Download the predicted masks from the cloud storage to your local machine for further analysis, visualization, and integration into medical imaging applications.

In [None]:
folder = f"shared/orgs/{ngc_org}/users/{user_id}/jobs/{infer_job_id}/cell_vista_segmentation_v{version}/results/prediction"

if cloud_type == "aws":
    cs_driver = get_driver(Provider.S3)
elif cloud_type == "azure":
    cs_driver = get_driver(Provider.AZURE_BLOBS)

driver = cs_driver(access_id, access_secret, region="us-west-1")
container = driver.get_container(container_name=cs_bucket)

file_objects = driver.list_container_objects(container=container, ex_prefix=folder)
for obj in file_objects:
    local_destination = obj.name
    print("Downloading object: %s" % obj.name)
    obj.download(os.path.basename(obj.name), overwrite_existing=True)

# Plotting

# walk through the downloaded files
infer_files = sorted([f for f in os.listdir() if f.endswith(".tif")])

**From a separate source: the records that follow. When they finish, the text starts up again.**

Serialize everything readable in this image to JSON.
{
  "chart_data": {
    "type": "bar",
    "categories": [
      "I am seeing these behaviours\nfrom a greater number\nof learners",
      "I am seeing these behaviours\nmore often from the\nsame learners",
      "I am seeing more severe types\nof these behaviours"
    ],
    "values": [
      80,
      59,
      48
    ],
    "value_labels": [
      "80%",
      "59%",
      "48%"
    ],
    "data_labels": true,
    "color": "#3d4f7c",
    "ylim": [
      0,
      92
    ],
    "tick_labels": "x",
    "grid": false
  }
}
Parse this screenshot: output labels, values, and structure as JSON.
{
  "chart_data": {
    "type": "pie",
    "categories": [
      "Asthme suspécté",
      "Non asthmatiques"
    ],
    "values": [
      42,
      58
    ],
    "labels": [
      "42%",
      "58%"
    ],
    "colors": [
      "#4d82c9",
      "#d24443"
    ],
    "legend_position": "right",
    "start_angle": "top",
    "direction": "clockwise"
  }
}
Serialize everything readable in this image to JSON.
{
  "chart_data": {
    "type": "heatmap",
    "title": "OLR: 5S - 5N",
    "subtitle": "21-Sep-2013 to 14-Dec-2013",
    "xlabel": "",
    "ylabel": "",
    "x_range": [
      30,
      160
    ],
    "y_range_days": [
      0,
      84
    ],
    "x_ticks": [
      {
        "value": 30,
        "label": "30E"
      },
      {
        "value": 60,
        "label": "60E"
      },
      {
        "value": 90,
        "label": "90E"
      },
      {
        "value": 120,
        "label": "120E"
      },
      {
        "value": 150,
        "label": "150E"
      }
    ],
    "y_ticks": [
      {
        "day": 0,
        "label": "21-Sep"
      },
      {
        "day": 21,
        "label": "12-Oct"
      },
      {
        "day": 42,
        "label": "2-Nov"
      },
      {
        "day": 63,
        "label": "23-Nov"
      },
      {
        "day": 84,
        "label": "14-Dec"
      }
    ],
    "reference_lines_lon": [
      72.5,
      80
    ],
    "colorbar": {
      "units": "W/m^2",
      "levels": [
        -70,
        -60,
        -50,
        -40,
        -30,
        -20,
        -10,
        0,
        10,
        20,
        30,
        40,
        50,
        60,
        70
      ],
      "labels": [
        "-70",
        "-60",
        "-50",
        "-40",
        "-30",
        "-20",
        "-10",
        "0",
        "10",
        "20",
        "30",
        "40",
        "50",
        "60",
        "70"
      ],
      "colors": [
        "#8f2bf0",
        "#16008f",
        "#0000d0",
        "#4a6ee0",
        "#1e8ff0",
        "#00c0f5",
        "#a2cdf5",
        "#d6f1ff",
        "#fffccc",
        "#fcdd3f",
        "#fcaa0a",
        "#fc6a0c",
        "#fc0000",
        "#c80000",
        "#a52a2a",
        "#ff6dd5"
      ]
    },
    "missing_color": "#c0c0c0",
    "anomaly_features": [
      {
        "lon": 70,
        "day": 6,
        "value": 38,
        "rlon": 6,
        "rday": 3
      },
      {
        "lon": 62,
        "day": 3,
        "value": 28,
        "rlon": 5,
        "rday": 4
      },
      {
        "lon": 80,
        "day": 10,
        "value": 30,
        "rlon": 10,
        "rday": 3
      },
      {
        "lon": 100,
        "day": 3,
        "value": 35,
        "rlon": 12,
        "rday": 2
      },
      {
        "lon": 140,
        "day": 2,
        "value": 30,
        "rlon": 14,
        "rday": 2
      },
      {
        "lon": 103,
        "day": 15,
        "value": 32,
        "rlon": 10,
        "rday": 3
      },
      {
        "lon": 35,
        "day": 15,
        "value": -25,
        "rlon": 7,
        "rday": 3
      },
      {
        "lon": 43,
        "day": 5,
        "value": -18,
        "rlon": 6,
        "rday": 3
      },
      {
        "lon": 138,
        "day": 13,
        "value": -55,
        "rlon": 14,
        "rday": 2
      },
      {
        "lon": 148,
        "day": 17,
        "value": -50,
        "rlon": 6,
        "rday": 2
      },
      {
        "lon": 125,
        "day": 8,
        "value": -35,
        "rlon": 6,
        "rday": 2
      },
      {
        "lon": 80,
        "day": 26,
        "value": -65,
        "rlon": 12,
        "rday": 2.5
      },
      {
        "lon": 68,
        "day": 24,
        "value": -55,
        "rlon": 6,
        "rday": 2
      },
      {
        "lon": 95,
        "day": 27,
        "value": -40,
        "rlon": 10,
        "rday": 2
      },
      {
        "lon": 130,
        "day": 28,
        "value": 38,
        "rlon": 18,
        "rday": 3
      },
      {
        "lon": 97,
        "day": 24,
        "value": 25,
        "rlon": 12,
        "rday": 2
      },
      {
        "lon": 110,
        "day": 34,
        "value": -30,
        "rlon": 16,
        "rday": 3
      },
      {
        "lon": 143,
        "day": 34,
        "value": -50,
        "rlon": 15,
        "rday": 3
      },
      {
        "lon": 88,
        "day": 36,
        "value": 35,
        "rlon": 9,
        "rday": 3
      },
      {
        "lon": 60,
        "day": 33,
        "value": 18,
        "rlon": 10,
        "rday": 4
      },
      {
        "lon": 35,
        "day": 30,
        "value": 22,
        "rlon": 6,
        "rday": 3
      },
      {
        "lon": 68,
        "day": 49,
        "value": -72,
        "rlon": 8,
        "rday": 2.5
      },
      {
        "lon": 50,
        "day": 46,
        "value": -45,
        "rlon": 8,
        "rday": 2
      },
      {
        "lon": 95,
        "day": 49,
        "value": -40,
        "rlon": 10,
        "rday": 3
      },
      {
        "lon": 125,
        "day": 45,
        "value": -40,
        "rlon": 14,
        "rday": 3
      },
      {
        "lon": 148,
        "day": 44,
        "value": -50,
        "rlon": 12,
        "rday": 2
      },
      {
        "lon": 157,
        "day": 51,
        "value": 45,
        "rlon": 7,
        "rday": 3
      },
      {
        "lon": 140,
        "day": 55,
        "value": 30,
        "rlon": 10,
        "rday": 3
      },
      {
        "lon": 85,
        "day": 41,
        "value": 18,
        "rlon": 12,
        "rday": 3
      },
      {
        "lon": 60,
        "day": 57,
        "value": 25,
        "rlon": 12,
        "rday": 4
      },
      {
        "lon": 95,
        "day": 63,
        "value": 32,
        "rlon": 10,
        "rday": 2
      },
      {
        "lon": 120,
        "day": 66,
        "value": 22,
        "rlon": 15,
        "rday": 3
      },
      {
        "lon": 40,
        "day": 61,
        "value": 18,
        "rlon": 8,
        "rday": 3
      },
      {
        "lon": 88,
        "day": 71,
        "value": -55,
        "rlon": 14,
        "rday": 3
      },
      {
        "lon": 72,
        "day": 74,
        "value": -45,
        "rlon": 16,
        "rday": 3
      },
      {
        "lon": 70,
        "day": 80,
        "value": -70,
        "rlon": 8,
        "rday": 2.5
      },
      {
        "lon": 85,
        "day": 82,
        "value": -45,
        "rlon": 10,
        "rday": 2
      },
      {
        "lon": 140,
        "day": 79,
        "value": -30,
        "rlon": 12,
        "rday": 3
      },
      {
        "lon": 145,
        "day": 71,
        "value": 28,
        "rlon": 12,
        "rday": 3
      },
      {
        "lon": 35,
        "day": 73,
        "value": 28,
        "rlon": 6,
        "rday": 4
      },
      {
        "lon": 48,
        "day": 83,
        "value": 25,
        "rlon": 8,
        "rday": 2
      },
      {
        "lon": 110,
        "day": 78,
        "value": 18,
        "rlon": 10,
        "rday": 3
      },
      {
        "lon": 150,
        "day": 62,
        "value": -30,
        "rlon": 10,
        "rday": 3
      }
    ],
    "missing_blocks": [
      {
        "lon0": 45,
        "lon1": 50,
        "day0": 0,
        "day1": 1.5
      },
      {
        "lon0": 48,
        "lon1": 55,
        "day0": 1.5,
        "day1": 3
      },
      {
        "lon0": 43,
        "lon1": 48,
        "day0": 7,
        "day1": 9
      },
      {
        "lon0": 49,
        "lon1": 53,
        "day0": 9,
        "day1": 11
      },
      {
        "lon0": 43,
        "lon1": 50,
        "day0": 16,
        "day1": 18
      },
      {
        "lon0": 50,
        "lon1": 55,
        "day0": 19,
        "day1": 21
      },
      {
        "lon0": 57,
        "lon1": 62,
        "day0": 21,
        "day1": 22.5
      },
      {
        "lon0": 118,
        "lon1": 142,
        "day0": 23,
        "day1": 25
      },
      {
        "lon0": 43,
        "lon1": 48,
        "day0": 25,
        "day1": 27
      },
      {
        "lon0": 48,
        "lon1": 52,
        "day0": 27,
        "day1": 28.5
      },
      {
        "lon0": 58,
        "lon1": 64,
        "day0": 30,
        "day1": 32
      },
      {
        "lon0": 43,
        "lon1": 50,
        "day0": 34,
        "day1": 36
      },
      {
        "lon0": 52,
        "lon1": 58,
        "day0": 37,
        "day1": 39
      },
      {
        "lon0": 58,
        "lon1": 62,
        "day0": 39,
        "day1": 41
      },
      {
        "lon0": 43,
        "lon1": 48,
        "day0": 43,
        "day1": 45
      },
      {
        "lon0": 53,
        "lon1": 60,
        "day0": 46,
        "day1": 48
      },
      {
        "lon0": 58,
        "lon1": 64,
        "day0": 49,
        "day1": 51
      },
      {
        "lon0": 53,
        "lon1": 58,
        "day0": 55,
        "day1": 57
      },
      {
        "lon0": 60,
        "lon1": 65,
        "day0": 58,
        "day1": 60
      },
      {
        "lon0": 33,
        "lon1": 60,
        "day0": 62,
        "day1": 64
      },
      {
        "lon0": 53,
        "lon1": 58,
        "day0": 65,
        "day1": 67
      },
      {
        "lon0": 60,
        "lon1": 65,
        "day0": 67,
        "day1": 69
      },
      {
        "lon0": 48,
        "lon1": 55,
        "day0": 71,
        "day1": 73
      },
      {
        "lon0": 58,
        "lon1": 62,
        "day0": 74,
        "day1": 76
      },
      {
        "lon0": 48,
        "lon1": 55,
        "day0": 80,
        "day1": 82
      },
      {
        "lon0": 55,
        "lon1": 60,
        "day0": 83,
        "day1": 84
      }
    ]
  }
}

# plot the midplane of the first file
with Image.open(infer_files[0]) as img:
    plt.imshow(img, cmap='gray')
    plt.show()

## Cleaning Up

Delete the experiment and datasets to clean up resources once all jobs are completed.

In [None]:
endpoint = f"{base_url}/experiments/{experiment_id}/jobs"
response = requests.get(endpoint, headers=headers)
for job in response.json()["jobs"]:
    job_id = job["id"]
    endpoint = f"{base_url}/experiments/{experiment_id}/jobs/{job_id}"
    response = requests.get(endpoint, headers=headers)
    # If the job is not done, need to cancel it first
    if response.json()["status"] != "Done":
        endpoint = f"{base_url}/experiments/{experiment_id}/jobs/{job_id}:cancel"
        response = requests.post(endpoint, headers=headers)
        assert response.status_code == 200, f"Cancel job failed, got {response.json()}."
        print(response)

endpoint = f"{base_url}/experiments/{experiment_id}"
response = requests.delete(endpoint, headers=headers)
assert response.status_code == 200, f"Delete experiment failed, got {response.json()}."
print(response)

Delete datasets after the experiment is done.

In [None]:
# train dataset
endpoint = f"{base_url}/datasets/{train_dataset_id}"
response = requests.delete(endpoint, headers=headers)
assert response.status_code == 200, f"Delete train dataset failed, got {response.json()}."
print(response)

# validation dataset
endpoint = f"{base_url}/datasets/{val_dataset_id}"
response = requests.delete(endpoint, headers=headers)
assert response.status_code == 200, f"Delete val dataset failed, got {response.json()}."
print(response)

if do_inference:
    # inference dataset
    endpoint = f"{base_url}/datasets/{inference_dataset_id}"
    response = requests.delete(endpoint, headers=headers)
    assert response.status_code == 200, f"Delete inference dataset failed, got {response.json()}."
    print(response)


## Conclusion

Congratulations on reaching this pivotal milestone! With your dataset created and experiment selected, you're now fully equipped to leverage training features of the NVIDIA MONAI Cloud APIs for your medical imaging projects.